Quando se trata de identidade e sexualidade, cada pessoa percorre um caminho único. A história do pastor Heliano Ferreiro Silva, de 45 anos, ilustra essa jornada. Ele viveu grande parte da vida em uma “caixinha”, questionando sua própria identidade e temendo como ela seria recebida pelo mundo ao seu redor.
Criado em um lar conservador, suprimiu a atração que sentia por pessoas do mesmo sexo biológico. As dificuldades só aumentaram quando, mais para frente, ele descobriu um câncer de mama enquanto fazia sua transição de gênero. Mas Heliano encontrou um refúgio na sua fé.
“Por mais que 90% da sociedade fale que os LGBTs não herdarão o reino do céu, depois que conheci o Evangelho, eu sei que Jesus me aceita”, disse o pastor em entrevista à jornalista Sarah Alves Moura, do UOL.
A jornada até sua aceitação não foi fácil. Heliano, ao chegar aos 34 anos, nunca havia beijado uma mulher. Dois casamentos depois, a insegurança acerca da sua orientação sexual se tornou insuportável. Para ele, a possibilidade de viver sua verdade se tornou uma necessidade com implicações profundas em sua vida pessoal e social.
Enfrentando seus medos
Com temor de enfrentar julgamentos e preconceitos, Heliano buscou apoio inicialmente em suas amigas. A resposta delas, apesar de surpreendente, foi acolhedora. Elas mencionaram que já notavam indícios de sua verdadeira identidade. Essa aceitação inicial impulsionou Heliano a buscar novas experiências.
Ele se aventurou nos aplicativos, ambientes que possibilitam interações autênticas sem o peso de julgamentos imediatos. Nesses espaços, conheceu mulheres e permitiu-se explorar sua identidade com sinceridade, o que resultou no entendimento de que ele não desejava mais se relacionar com homens.
O papel da família
Falar com a família sobre questões tão íntimas pode ser desafiador. No caso de Heliano, o diálogo com sua mãe revelou uma verdade surpreendente. Sua mãe sempre soube de sua orientação sexual, mas escolhera não comentar. Esse reconhecimento e aceitação por parte de sua mãe teve um impacto significativo, liberando Heliano de anos de autorrecriminação e dúvida.

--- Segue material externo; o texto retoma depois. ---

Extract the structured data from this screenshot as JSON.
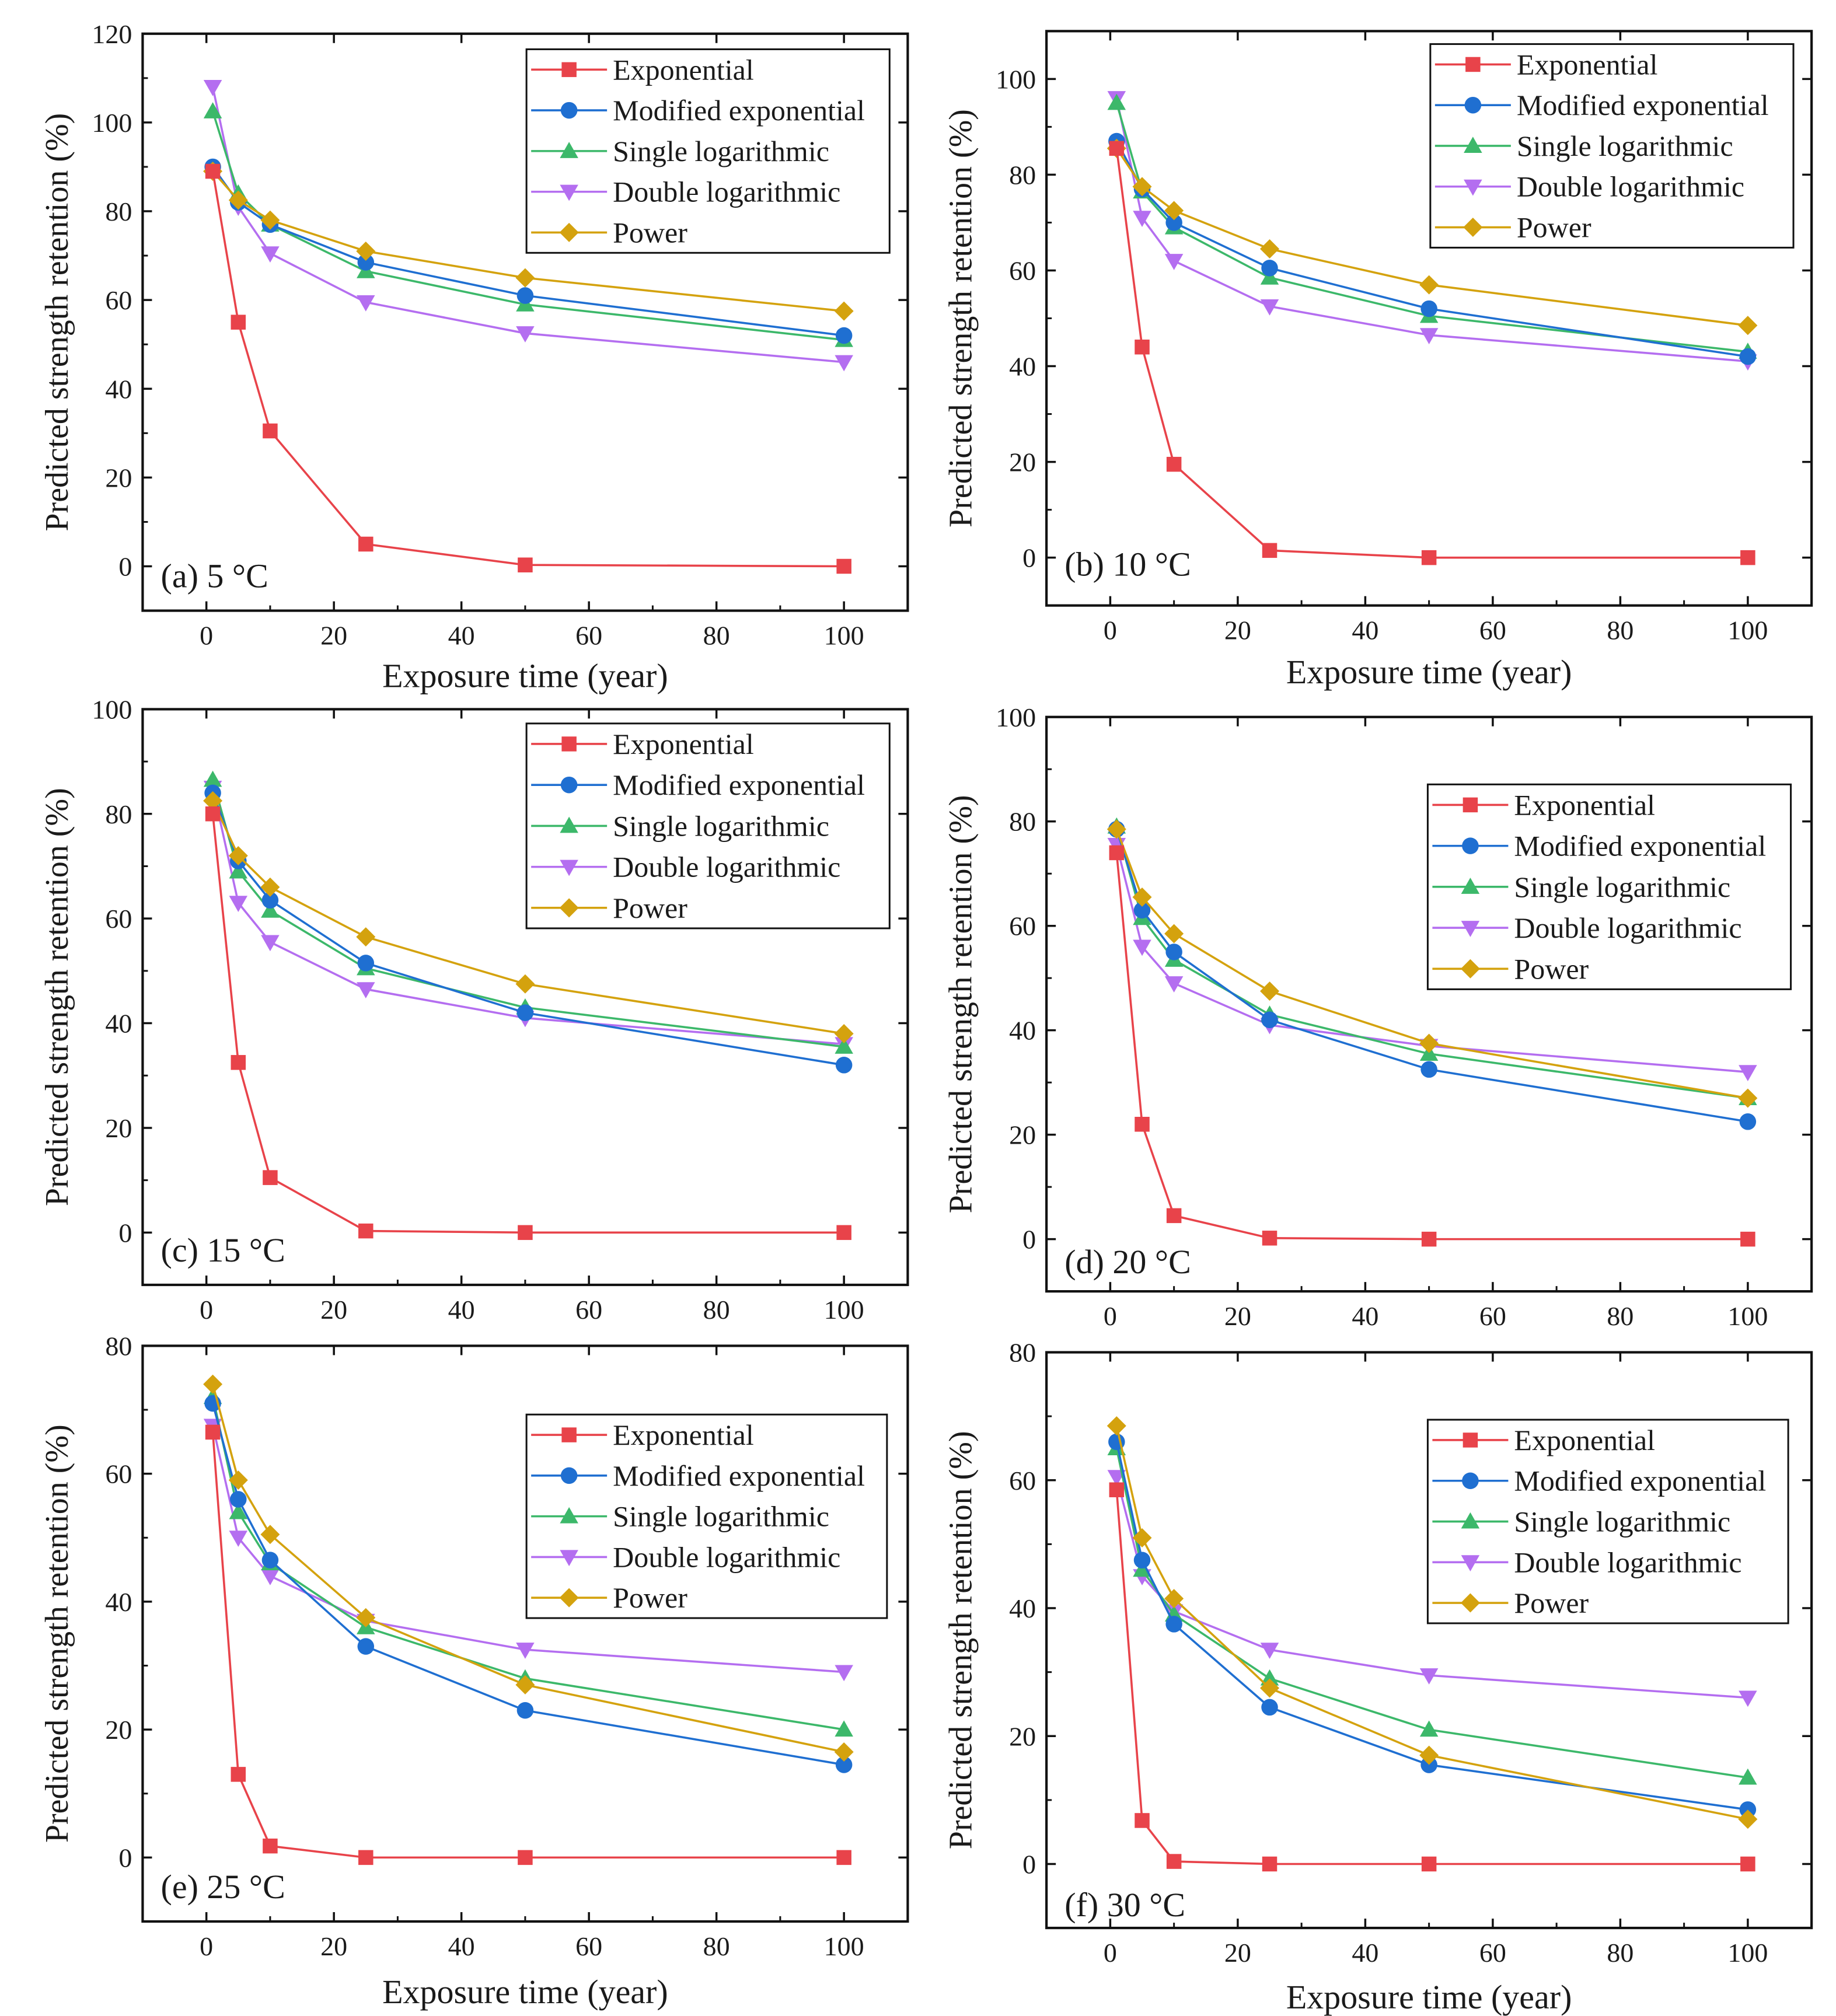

A reação da mãe de Heliano, longe de ser uma rejeição, foi de compreensão e amor incondicional, algo impensado para ele até aquele momento.“Eu quase ‘catei’ ela. Por que ela não me falou que sabia? A vida inteira me cobrei, me recriminei achando que ela ia me jogar fora se eu ficasse com mulher“, contou.
A transformação e os desafios na vida do pastor
Admitir e viver a própria verdade pode ser libertador, mas também traz desafios contínuos. Para Heliano, o processo de legitimação de seus desejos, reprimidos por tanto tempo, foi um passo ousado em direção à autocompreensão e à felicidade.
Ao seu ver, a escolha que mudou sua vida foi a ida até uma igreja inclusiva após o convite de uma amiga. Ele diz ter conhecido um Evangelho que o acolheu. Um ano depois, conheceu Maiara, sua atual esposa – são sete anos juntos.
Foi ao lado de Maiara que percebeu sua transexualidade: queria ser visto e tratado como um homem. “Falei para minha esposa: quero fazer a transição. Você aceita? [E ela disse:] ‘Se é esse o seu desejo, eu aceito'”. Os filhos também aceitaram sua jornada, rapidamente chamando ele de pai.
Quase três anos depois de começar a terapia hormonal para a transição de gênero, Heliano descobriu um câncer de mama. A doença o impediu de continuar com o tratamento e, depois de 16 sessões de quimioterapia, fez a mastectomia em 2021. “Era horrível olhar no espelho e ver uma mama só. Isso desencadeou um processo de não querer me olhar no espelho, não querer estar com a minha esposa. Chorava bastante e sofri muita disforia”,
Em maio deste ano, o pastor retirou a outra mama por prevenção contra nódulos identificados em exame. “Agora, estou 100% Heliano, vivendo o que sempre quis viver e sem câncer. Estou em remissão há 3 anos, fazendo exames todos os anos, mas graças a Deus sem vestígios de volta do câncer.”